I read on and learn that the Kan trigram (one Yang line surrounded by two Yin, Yang within Yin), represents Yin/Female elements (Water, Kidneys, White Tiger, Earthly Anima), while the Li trigram (one Yin line surrounded by two Yang, Yin within Yang) represents Yang/Male elements (Fire, Heart, Green Dragon, Celestial Animus).[9] No wonder the instability and incompletion! Male is on top and Female is bottom, Yang dominating Yin. Yet, surely, no line is unyielding and unchanging, no difficult times without chance for amelioration and transformation. But equally surely, there is no convenient way to achieve completion. How do we cultivate ourselves such that our gendered elements will change to their truthful and harmonious ways?

Hopefully one day, we will be complete.

 

 

[1] A method of penetrating moments of the cosmic order to learn how the Way, or Tao, is configured and what direction it takes at such moments and to determine what one’s place is and should be in the scheme of things.

[2] Roughgarden, Joan, 2004, Evolution’s Rainbow: Diversity, Gender, and Sexuality in Nature and People, California, University of California Press.

[3] Gynandromorphy is a condition when one of the chromosomes mutate during development, and the mature animal contains both male and female characteristics. Bilateral gynandromorphs have one male side and one female side in the body, while mosaic gynandromorphs have differently sexed portions scattered randomly throughout their bodies.
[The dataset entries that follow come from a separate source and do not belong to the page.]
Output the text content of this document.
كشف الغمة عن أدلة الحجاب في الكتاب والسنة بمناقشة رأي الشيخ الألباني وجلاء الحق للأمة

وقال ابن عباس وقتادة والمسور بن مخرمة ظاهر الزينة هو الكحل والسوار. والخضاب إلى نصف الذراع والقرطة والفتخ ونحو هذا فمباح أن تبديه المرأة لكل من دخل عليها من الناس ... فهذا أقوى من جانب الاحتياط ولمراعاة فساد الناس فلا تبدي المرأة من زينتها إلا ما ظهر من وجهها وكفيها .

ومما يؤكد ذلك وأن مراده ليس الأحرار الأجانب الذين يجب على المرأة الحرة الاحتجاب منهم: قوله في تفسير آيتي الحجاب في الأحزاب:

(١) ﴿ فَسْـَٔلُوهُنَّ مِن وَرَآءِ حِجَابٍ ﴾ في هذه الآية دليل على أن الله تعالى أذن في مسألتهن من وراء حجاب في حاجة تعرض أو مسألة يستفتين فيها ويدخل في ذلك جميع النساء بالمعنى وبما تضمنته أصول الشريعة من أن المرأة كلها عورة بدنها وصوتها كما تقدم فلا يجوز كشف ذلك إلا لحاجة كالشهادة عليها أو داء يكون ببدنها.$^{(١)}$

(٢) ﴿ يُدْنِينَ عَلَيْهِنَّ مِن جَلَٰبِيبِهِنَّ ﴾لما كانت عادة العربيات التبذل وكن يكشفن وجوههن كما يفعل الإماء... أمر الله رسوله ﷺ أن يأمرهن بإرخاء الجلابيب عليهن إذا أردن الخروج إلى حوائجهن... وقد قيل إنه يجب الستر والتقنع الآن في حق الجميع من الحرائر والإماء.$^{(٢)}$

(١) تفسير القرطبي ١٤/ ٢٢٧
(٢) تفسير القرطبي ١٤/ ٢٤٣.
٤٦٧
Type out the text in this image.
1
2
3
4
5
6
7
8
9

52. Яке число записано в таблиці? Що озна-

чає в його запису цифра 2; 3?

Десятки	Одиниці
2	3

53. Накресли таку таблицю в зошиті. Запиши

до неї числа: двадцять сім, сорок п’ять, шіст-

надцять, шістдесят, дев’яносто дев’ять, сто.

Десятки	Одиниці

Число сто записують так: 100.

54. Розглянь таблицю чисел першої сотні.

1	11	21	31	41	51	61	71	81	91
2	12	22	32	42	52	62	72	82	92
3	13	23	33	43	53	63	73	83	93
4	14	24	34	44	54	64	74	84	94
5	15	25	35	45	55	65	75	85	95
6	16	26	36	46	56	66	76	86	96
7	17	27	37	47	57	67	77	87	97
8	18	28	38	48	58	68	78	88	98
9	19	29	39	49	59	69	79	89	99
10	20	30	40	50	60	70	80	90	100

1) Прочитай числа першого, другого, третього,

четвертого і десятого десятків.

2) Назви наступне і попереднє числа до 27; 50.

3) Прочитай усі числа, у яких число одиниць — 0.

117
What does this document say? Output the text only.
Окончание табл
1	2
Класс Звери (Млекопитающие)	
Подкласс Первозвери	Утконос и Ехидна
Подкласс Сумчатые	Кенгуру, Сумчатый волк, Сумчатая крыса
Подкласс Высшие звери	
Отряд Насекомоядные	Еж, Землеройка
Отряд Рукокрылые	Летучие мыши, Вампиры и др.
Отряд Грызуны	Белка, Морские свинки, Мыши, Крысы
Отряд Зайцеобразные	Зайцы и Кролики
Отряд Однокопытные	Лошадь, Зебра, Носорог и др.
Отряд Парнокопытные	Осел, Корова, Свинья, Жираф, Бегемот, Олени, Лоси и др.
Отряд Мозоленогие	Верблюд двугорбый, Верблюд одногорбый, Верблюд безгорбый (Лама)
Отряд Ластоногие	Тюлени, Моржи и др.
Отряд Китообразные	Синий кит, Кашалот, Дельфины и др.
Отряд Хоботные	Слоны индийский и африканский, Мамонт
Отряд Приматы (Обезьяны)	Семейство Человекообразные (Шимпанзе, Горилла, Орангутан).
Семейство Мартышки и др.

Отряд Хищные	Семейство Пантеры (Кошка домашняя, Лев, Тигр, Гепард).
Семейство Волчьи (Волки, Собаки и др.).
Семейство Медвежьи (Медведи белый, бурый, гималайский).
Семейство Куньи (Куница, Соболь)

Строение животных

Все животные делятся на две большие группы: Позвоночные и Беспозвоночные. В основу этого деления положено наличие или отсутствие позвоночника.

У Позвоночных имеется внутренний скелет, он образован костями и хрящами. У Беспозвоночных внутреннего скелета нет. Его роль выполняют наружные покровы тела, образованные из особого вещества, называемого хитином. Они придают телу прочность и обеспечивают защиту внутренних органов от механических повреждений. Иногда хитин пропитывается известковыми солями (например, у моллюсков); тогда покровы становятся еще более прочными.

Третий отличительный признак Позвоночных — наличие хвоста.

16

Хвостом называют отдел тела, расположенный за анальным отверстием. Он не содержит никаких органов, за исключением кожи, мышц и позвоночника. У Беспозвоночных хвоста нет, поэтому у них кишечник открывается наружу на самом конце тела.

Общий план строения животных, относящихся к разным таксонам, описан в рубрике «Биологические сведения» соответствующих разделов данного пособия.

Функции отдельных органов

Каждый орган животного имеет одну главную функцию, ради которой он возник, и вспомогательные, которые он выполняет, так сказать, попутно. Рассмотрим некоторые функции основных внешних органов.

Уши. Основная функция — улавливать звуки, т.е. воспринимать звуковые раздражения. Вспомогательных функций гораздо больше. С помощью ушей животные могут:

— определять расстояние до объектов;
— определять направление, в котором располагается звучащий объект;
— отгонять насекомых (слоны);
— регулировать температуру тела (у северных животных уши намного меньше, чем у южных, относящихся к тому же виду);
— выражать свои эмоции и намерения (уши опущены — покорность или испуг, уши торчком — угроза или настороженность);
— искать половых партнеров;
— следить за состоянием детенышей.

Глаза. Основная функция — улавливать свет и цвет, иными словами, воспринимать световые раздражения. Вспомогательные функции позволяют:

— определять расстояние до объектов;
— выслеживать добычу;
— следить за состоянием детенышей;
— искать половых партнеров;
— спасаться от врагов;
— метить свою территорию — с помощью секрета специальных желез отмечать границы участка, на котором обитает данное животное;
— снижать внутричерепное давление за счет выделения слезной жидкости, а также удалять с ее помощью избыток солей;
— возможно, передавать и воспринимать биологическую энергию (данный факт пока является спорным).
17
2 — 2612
[4] “Coleridge perhaps meant this when he said that a great mind is androgynous. It is when this fusion takes place that the mind is fully fertilized and uses all its faculties. Perhaps a mind that is purely masculine cannot create, any more than a mind that is purely feminine, I thought. But it would be well to test what one meant by man-womanly, and conversely by woman-manly, by pausing and looking at a book or two.

Coleridge meant, perhaps, that the androgynous mind is resonant and porous; that it transmits emotion without impediment; that it is naturally creative, incandescent and undivided. In fact one goes back to Shakespeare’s mind as the type of the androgynous, of the man-womanly mind… And if it be true that it is one of the tokens of the fully developed mind that it does not think specially or separately of sex, how much harder it is to attain that condition now than ever before… No age can ever have been as stridently sex-conscious as our own…”

  • Virginia Woolf, A Room of One’s Own (1929)

 

[5]

未濟(Wei Ji) / Incomplete

[6]

離(Li) / Fire

[7]

坎(Kan) / Abyss / Water

[8] I ching: the essential translation of the ancient Chinese oracle and book of wisdom, translated by John Minford, (Penguin: New York, 2014), p.491

[9] Ibid., xix

 

 


 

Nick Yu plans and manages exhibitions at Blindspot Gallery, as well as other special projects. He previously held the position of research and curatorial fellow at Slought Foundation, Philadelphia. In addition, he is an art writer and a curator. He contributes to Art Asia Pacific and has recently curated an exhibition titled “Bad Bodies” at Eaton, Hong Kong.